Whatever Saul sent him to do, David did it so successfully that Saul gave him a high rank in the army. This pleased all the people, and Saul's officers as well.
When the men were returning home after David had killed the Philistine, the women came out from all the towns of Israel to meet King Saul with singing and dancing, with joyful songs and with tambourines and lutes.
As they danced, they sang: "Saul has slain his thousands, and David his tens of thousands."
Saul was very angry; this refrain galled him. "They have credited David with tens of thousands," he thought, "but me with only thousands. What more can he get but the kingdom?"
And from that time on Saul kept a jealous eye on David.
The next day an evil spirit from God came forcefully upon Saul. He was prophesying in his house, while David was playing the harp, as he usually did.
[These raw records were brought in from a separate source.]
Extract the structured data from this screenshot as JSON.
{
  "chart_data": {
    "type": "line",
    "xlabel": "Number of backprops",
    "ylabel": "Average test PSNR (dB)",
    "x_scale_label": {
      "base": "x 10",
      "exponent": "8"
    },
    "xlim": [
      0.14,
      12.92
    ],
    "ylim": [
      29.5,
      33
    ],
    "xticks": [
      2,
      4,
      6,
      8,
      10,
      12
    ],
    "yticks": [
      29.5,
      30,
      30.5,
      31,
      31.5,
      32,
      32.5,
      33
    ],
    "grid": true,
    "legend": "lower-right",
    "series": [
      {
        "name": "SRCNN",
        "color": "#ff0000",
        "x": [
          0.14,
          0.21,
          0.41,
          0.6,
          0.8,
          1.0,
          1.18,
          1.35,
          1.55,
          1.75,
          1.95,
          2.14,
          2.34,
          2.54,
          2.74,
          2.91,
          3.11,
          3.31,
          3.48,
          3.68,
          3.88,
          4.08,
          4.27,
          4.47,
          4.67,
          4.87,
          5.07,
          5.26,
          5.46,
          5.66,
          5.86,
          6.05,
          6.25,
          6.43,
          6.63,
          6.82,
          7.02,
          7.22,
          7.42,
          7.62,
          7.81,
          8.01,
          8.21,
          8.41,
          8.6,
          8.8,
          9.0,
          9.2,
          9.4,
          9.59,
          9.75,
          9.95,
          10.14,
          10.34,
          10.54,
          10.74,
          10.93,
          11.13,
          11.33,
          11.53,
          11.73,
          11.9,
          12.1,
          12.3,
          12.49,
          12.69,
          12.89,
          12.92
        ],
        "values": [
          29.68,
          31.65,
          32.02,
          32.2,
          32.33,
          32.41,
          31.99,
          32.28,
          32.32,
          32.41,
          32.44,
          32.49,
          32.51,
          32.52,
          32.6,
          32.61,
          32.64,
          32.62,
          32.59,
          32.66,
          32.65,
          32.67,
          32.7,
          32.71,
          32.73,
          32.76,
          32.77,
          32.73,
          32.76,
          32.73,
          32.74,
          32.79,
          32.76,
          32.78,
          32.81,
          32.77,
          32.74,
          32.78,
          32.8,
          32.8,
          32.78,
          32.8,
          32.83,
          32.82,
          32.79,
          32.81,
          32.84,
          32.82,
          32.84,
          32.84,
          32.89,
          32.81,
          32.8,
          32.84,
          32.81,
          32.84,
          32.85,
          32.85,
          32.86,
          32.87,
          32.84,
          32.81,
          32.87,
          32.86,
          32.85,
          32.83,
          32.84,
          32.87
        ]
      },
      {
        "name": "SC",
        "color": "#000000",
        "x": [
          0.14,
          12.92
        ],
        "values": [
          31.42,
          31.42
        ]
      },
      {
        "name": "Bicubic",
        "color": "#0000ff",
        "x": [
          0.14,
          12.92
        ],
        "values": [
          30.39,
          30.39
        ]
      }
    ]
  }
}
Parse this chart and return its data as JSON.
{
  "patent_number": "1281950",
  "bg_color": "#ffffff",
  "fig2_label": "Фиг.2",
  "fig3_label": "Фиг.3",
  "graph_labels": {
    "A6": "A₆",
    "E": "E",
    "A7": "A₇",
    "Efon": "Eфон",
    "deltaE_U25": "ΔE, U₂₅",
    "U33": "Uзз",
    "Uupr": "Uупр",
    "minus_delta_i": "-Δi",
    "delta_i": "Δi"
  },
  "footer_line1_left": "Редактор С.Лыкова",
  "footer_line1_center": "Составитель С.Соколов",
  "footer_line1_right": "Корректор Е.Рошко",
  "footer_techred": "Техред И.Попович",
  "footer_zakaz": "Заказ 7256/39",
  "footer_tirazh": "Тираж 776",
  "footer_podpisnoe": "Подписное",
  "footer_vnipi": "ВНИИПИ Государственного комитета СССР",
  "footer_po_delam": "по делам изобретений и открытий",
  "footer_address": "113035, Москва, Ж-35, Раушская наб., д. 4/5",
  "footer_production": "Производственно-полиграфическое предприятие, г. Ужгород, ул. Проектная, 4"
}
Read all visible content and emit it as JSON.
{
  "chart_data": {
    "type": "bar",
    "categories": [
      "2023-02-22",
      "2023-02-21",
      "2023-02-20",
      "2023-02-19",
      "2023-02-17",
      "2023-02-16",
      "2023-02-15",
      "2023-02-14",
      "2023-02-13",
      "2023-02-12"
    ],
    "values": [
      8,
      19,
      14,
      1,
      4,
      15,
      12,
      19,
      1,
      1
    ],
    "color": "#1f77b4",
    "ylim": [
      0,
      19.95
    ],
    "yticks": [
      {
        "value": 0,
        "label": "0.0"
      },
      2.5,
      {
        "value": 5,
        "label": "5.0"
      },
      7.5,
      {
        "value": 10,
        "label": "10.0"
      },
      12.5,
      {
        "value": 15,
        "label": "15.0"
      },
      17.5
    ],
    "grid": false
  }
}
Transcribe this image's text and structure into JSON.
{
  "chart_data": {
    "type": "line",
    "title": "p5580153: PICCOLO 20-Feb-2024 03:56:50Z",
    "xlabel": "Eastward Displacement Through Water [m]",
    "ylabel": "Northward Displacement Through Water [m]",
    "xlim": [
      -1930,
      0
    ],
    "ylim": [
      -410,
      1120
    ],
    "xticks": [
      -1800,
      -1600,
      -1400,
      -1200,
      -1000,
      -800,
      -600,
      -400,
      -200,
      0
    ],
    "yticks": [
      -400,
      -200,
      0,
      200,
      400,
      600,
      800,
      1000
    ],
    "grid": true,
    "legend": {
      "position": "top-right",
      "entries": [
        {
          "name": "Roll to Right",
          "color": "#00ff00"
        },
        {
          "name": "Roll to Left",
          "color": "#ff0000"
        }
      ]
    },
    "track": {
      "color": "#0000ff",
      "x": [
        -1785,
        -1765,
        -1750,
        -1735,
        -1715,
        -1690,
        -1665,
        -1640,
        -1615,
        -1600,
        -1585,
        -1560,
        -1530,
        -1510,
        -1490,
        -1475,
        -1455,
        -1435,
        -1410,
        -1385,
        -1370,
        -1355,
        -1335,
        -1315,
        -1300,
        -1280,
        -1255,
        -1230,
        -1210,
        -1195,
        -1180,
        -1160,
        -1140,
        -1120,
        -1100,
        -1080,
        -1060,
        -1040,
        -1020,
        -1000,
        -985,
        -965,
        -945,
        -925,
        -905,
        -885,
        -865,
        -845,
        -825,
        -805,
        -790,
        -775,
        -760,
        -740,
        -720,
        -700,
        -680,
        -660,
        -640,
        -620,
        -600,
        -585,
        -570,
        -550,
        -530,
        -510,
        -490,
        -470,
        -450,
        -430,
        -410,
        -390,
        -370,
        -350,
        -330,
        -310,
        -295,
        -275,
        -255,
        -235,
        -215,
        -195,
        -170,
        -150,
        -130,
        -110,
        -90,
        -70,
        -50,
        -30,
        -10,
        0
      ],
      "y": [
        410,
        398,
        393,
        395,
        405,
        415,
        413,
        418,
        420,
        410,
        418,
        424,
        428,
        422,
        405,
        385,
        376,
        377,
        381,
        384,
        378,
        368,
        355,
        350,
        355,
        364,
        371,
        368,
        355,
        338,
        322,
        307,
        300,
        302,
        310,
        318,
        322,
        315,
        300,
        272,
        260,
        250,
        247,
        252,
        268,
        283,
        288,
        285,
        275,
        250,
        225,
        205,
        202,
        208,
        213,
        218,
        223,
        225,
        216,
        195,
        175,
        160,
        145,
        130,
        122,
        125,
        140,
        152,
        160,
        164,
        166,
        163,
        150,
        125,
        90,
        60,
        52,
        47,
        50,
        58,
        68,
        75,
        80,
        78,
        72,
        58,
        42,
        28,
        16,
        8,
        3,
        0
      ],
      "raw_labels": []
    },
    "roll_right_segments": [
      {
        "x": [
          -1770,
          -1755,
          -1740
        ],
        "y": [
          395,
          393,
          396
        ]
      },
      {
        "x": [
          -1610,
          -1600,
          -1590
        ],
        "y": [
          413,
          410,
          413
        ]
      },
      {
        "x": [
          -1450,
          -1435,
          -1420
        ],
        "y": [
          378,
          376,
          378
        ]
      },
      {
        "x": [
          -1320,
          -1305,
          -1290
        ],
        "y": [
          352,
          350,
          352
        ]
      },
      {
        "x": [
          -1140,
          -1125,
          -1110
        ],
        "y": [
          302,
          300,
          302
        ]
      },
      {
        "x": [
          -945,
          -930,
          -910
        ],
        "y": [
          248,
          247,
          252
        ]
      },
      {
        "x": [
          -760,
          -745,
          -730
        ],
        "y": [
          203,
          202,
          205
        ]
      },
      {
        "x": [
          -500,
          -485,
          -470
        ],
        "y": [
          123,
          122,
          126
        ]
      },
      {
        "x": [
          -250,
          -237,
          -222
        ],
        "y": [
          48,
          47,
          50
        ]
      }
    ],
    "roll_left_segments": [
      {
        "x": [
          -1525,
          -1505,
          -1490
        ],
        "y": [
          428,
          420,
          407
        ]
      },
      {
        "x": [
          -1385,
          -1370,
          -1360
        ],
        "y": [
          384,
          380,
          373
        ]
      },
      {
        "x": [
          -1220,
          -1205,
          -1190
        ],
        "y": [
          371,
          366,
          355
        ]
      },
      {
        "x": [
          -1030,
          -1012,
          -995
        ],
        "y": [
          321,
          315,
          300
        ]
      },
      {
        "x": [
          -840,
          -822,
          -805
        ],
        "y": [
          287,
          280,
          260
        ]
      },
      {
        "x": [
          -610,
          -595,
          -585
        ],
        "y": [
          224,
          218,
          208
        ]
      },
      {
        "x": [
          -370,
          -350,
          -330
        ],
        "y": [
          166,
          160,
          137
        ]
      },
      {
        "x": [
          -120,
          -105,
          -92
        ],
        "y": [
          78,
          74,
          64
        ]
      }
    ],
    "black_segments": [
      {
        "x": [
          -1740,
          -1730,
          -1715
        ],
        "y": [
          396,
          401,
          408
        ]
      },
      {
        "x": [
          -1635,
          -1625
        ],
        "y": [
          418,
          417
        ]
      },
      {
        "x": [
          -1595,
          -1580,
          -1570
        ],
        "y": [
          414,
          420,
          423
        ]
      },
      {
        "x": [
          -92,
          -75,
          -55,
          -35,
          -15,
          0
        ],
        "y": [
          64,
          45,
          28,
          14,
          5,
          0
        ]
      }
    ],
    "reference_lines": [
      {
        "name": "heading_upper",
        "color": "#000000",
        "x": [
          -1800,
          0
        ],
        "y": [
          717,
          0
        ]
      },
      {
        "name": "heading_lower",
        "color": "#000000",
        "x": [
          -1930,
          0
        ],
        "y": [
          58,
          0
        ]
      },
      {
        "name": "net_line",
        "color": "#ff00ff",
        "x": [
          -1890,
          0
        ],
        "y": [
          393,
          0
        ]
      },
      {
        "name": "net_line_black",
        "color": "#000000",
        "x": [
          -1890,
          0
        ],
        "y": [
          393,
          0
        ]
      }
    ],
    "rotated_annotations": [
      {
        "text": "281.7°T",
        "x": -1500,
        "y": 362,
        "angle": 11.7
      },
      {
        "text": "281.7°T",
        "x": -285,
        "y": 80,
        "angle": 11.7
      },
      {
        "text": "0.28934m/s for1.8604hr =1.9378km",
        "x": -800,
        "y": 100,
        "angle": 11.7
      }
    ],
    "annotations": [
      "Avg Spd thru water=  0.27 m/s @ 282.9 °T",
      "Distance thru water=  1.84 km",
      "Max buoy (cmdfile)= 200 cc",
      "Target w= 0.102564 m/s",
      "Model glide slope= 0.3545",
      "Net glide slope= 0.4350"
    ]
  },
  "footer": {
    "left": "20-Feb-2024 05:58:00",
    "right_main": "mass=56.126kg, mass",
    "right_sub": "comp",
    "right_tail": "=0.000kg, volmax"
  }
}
Saul had a spear in his hand
and he hurled it, saying to himself, "I'll pin David to the wall." But David eluded him twice.
Saul was afraid of David, because the LORD was with David but had left Saul.
So he sent David away from him and gave him command over a thousand men, and David led the troops in their campaigns.
In everything he did he had great success, because the LORD was with him.
When Saul saw how successful he was, he was afraid of him.
But all Israel and Judah loved David, because he led them in their campaigns.
Saul became still more afraid of him, and he remained his enemy the rest of his days.
The Philistine commanders continued to go out to battle, and as often as they did, David met with more success than the rest of Saul's officers, and his name became well known.